La verdad es que últimamente las cosas no han ido muy bien. En enero de este año, la casa de Hopkins en Pacific Palisades quedó destruida por los incendios forestales. «Fue una pequeña calamidad», dice, con una modestia casi alegre. «Agradecemos que nadie resultara herido y que pudiéramos poner a salvo a nuestros gatos y a nuestra pequeña familia». Él no estaba allí en ese momento; él y su esposa, Stella, se encontraban en Arabia Saudita, donde presentaba un concierto de su propia música interpretada por la Orquesta Filarmónica Real. Ahora viven en una casa alquilada en el cercano barrio de Brentwood. «Lo perdimos todo, pero uno piensa: "Bueno, al menos estamos vivos". Me da mucha pena por las miles de personas que se han visto realmente afectadas. Personas que llevaban mucho tiempo jubiladas, que habían trabajado duro durante años y ahora… nada».
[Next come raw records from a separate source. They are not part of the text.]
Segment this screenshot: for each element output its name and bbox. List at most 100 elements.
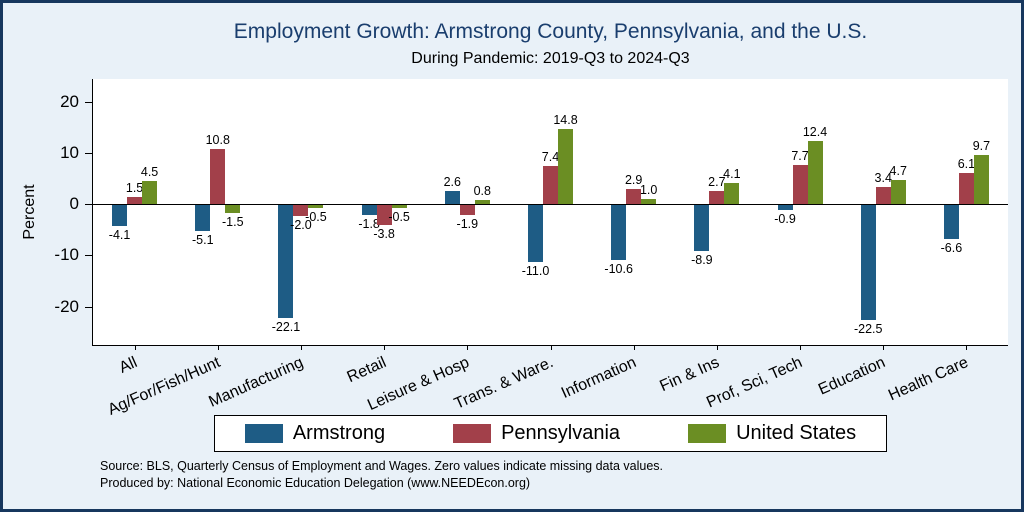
y-tick-label: 0 xyxy=(69,194,79,214)
value-label: 0.8 xyxy=(473,184,491,199)
value-label: -11.0 xyxy=(521,263,550,278)
value-label: 14.8 xyxy=(553,112,578,127)
x-tick xyxy=(550,345,552,350)
bar-armstrong xyxy=(943,205,959,240)
value-label: 2.9 xyxy=(624,173,643,188)
bar-armstrong xyxy=(528,205,543,262)
bar-united-states xyxy=(391,205,407,208)
legend-item: Pennsylvania xyxy=(453,422,620,445)
bar-pennsylvania xyxy=(210,149,226,205)
bar-armstrong xyxy=(860,205,876,321)
bar-armstrong xyxy=(694,205,710,251)
y-axis xyxy=(92,79,93,346)
value-label: -4.1 xyxy=(108,228,131,243)
y-tick xyxy=(85,204,93,206)
x-tick xyxy=(883,345,885,350)
value-label: 12.4 xyxy=(802,124,828,139)
x-tick xyxy=(217,345,219,350)
chart-title: Employment Growth: Armstrong County, Pen… xyxy=(233,20,868,43)
value-label: 1.0 xyxy=(639,183,658,198)
bar-united-states xyxy=(973,154,989,205)
x-tick xyxy=(467,345,469,350)
legend-item: Armstrong xyxy=(244,422,386,445)
value-label: 10.8 xyxy=(205,133,230,148)
value-label: -2.0 xyxy=(290,217,312,232)
bar-pennsylvania xyxy=(376,205,392,225)
bar-armstrong xyxy=(611,205,627,260)
value-label: 9.7 xyxy=(972,138,991,153)
y-tick-label: -20 xyxy=(54,296,79,316)
legend-swatch xyxy=(453,424,492,443)
bar-armstrong xyxy=(195,205,211,232)
y-tick xyxy=(85,153,93,155)
value-label: 4.1 xyxy=(723,167,741,182)
footnotes: Source: BLS, Quarterly Census of Employm… xyxy=(100,458,663,491)
value-label: 4.7 xyxy=(889,164,907,179)
x-tick xyxy=(633,345,635,350)
value-label: -0.9 xyxy=(774,211,796,226)
y-tick-label: 20 xyxy=(60,92,79,112)
value-label: 4.5 xyxy=(140,165,159,180)
bar-pennsylvania xyxy=(709,190,725,205)
legend-item: United States xyxy=(688,422,856,445)
value-label: -0.5 xyxy=(388,209,410,224)
value-label: -3.8 xyxy=(373,226,395,241)
bar-united-states xyxy=(724,183,740,205)
value-label: -1.9 xyxy=(456,217,479,232)
bar-united-states xyxy=(308,205,324,208)
y-tick-label: -10 xyxy=(54,245,79,265)
x-tick xyxy=(716,345,718,350)
bar-pennsylvania xyxy=(459,205,475,216)
bar-pennsylvania xyxy=(958,173,974,205)
bar-united-states xyxy=(225,205,241,213)
value-label: -10.6 xyxy=(604,261,633,276)
value-label: 2.6 xyxy=(443,175,461,190)
producer-note: Produced by: National Economic Education… xyxy=(100,475,531,490)
bar-united-states xyxy=(807,140,823,205)
value-label: 3.4 xyxy=(874,170,892,185)
value-label: 7.4 xyxy=(541,150,560,165)
x-tick xyxy=(384,345,386,350)
value-label: -22.5 xyxy=(853,322,883,337)
x-tick xyxy=(300,345,302,350)
legend-swatch xyxy=(688,424,727,443)
legend-label: Armstrong xyxy=(292,422,386,444)
legend-label: United States xyxy=(736,422,857,444)
value-label: -5.1 xyxy=(191,233,214,248)
value-label: 2.7 xyxy=(708,174,726,189)
bar-united-states xyxy=(558,128,573,205)
x-axis xyxy=(92,345,1008,346)
legend-swatch xyxy=(244,424,283,443)
bar-united-states xyxy=(890,180,906,205)
value-label: -0.5 xyxy=(305,209,327,224)
plot-area: 20 10 0 -10 -20 All -4.1 1.5 4.5 Ag/For/Fish/Hunt… xyxy=(54,79,1008,419)
chart-subtitle: During Pandemic: 2019-Q3 to 2024-Q3 xyxy=(411,50,690,67)
bar-united-states xyxy=(641,199,657,205)
x-tick xyxy=(966,345,968,350)
bar-united-states xyxy=(142,181,158,205)
value-label: -8.9 xyxy=(691,252,713,267)
source-note: Source: BLS, Quarterly Census of Employm… xyxy=(100,459,664,473)
bar-pennsylvania xyxy=(792,164,808,205)
value-label: -6.6 xyxy=(940,241,963,256)
value-label: -22.1 xyxy=(271,320,301,335)
legend-row: Armstrong Pennsylvania United States xyxy=(93,415,1008,452)
legend-label: Pennsylvania xyxy=(501,422,621,444)
bar-armstrong xyxy=(278,205,294,319)
bar-pennsylvania xyxy=(875,186,891,205)
legend: Armstrong Pennsylvania United States xyxy=(213,415,888,452)
y-tick xyxy=(85,102,93,104)
y-tick-label: 10 xyxy=(60,143,79,163)
bar-united-states xyxy=(474,200,490,205)
zero-line xyxy=(93,204,1008,206)
value-label: 1.5 xyxy=(125,180,144,195)
value-label: 7.7 xyxy=(791,148,809,163)
bar-armstrong xyxy=(361,205,377,215)
y-tick xyxy=(85,306,93,308)
bar-pennsylvania xyxy=(127,196,143,205)
bar-armstrong xyxy=(112,205,128,227)
x-tick xyxy=(134,345,136,350)
x-tick xyxy=(800,345,802,350)
value-label: -1.8 xyxy=(358,216,380,231)
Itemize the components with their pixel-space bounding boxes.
Hopkins cumplirá 88 años en diciembre, pero claramente no se considera jubilado. Ganador de dos premios Óscar, caballero del reino, figura emblemática de la cultura popular y uno de los actores más venerados de la actualidad, cuenta con una impresionante trayectoria, pero aún tiene mucho trabajo por delante. Acaba de terminar una película con Guy Ritchie, a quien admira profundamente —«Es muy preciso en lo que quiere ver»— y pronto regresará a Gran Bretaña, según comenta, para rodar una nueva película con Richard Eyre (La ama de llaves, sobre Daphne du Maurier), y luego otra en Gales .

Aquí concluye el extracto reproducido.